The rippling effects of war lie at the heart of Amanda Hodgkinson’s haunting debut novel, as one fractured family tries to build a new life together while each member struggles to bury memories from the past.
As 22 Britannia Road opens, Silvana Nowak, a 27-year-old Polish woman, and her son Aurek are on a boat to England where her husband Janusz awaits them. They have been apart for six years, since Aurek was one. Janusz joined the Polish army at the start of WWII, lost his regiment and ended up first in France, then England, where the RAF helped him locate the family he left behind.

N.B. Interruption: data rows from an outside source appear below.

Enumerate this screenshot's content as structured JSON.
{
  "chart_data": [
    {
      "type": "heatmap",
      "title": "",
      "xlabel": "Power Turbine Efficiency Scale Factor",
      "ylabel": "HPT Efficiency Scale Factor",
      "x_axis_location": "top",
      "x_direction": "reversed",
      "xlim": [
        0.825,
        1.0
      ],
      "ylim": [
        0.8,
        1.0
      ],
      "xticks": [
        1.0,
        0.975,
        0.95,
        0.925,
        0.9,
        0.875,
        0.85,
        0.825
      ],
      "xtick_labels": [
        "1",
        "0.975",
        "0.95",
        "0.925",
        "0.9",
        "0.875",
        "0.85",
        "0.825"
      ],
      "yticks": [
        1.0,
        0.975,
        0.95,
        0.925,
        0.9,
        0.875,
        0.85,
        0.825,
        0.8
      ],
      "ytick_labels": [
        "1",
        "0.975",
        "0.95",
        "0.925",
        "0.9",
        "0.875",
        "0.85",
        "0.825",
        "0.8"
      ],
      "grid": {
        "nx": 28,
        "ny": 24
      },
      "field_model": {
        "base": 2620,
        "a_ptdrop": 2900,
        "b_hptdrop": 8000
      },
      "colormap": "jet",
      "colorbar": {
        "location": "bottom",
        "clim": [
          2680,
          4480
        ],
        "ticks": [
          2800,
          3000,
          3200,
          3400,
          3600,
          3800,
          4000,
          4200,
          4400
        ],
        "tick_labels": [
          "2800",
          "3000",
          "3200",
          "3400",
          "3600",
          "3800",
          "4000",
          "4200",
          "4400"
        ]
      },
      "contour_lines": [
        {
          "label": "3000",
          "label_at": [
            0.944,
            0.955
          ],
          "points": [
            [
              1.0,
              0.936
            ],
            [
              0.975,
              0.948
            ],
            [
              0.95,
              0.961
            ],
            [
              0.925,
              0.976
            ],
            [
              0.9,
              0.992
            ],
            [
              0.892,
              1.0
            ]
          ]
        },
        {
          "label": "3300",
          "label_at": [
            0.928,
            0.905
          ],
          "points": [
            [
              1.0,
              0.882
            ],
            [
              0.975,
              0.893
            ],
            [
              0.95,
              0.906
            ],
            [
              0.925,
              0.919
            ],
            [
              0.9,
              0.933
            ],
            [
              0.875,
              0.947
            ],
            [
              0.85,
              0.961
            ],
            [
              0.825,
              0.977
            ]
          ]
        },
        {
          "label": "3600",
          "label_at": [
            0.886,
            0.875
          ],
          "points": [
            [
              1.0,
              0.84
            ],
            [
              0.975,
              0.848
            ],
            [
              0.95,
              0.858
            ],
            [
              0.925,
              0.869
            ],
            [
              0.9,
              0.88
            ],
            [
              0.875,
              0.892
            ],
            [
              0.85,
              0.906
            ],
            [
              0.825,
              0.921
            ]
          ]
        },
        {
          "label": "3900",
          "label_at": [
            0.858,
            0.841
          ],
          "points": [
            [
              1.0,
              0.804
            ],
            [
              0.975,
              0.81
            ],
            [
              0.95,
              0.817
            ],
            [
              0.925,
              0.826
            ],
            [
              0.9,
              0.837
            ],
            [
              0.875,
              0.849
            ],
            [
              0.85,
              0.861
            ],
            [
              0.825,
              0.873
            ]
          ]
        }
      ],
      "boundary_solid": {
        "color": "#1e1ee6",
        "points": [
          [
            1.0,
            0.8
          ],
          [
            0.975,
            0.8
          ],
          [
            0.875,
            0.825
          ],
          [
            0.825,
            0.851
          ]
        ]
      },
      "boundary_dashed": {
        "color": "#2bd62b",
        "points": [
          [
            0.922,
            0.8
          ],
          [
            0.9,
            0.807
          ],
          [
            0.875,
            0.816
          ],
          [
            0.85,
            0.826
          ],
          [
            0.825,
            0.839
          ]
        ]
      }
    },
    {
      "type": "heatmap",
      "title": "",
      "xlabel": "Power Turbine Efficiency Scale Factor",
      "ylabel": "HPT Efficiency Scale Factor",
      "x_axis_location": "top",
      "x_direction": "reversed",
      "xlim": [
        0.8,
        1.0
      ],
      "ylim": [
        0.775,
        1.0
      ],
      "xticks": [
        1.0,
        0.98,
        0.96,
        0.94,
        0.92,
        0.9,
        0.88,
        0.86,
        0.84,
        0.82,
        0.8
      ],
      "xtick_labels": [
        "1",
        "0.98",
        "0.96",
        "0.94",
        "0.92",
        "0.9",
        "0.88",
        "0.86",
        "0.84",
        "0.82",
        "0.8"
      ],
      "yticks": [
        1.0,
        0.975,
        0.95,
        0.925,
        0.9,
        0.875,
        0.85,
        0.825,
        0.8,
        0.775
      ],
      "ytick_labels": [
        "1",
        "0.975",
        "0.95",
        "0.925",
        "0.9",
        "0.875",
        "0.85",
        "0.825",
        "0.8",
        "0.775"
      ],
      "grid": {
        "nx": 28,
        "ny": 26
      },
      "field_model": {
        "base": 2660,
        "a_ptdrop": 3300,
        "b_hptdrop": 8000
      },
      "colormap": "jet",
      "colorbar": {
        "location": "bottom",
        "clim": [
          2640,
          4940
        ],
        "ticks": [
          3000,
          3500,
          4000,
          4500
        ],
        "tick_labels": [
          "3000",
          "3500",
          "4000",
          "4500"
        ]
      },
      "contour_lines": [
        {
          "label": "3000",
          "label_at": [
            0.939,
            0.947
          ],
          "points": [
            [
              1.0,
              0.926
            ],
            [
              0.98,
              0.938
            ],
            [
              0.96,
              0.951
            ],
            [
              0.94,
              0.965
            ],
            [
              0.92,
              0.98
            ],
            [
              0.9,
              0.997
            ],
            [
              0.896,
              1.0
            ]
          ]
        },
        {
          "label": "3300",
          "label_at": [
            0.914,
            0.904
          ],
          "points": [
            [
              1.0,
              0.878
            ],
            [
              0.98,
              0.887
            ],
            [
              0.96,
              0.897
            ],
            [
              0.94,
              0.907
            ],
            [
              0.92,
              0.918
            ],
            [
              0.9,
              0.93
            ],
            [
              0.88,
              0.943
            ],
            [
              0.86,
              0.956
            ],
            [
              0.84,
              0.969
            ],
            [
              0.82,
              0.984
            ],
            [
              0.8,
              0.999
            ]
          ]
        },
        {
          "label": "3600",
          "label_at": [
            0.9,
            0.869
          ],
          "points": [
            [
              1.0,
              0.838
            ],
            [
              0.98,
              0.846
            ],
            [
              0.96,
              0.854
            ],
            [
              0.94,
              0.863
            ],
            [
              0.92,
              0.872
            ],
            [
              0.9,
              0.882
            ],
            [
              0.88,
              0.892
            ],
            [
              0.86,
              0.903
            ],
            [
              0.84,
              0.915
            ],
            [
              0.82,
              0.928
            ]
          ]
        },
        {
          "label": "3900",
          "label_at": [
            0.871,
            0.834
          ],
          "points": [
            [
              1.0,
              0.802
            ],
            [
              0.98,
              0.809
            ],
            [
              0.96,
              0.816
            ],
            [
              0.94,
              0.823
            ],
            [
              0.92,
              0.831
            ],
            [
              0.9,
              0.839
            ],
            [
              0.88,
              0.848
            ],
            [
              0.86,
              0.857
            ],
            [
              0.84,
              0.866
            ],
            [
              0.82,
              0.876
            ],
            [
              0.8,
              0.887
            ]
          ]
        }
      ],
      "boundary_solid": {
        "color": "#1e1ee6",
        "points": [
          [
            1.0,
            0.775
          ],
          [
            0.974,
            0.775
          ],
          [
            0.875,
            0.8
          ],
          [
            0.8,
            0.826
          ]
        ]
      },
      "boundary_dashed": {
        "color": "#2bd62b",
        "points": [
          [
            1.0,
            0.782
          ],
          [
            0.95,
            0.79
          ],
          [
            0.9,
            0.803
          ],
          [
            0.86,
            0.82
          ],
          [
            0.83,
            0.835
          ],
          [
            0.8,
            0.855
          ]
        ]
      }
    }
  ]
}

Silvana and Aurek have spent most of the past six years hiding in the forests outside Warsaw, afraid to return there after the Germans arrived. Aurek has become a feral child, fearful around strangers and speaking with animal and bird sounds. Silvana is fiercely protective of him, as he is the only thing she has left from Poland and their years of deprivation. As she travels to England, she worries about how Janusz will react to her—“the ghost of the wife he once had.”
Janusz worries, too, about whether they will ever be able to be a family again. He had a lover in France who, though killed in the war, he knows he can never forget. Of Janusz, Hodgkinson writes, “He can understand nothing of the last six years . . . the way he left Warsaw and didn’t go back . . . the love he feels for another woman.” He knows he can never share this with Silvana, but he also knows he must try, so he buys a small house at 22 Britannia Road in Ipswich, plants an English garden and hopes they can somehow morph into a typical English family once reunited.
Hodgkinson moves back and forth in time between Poland, France and Ipswich, adeptly juxtaposing poetic descriptions of their pre-war lives with horrific memories from their years spent apart. This moving tale of what war has wrought on one family captures the reader from beginning to end, when these flawed characters finally come to their own fragile peace.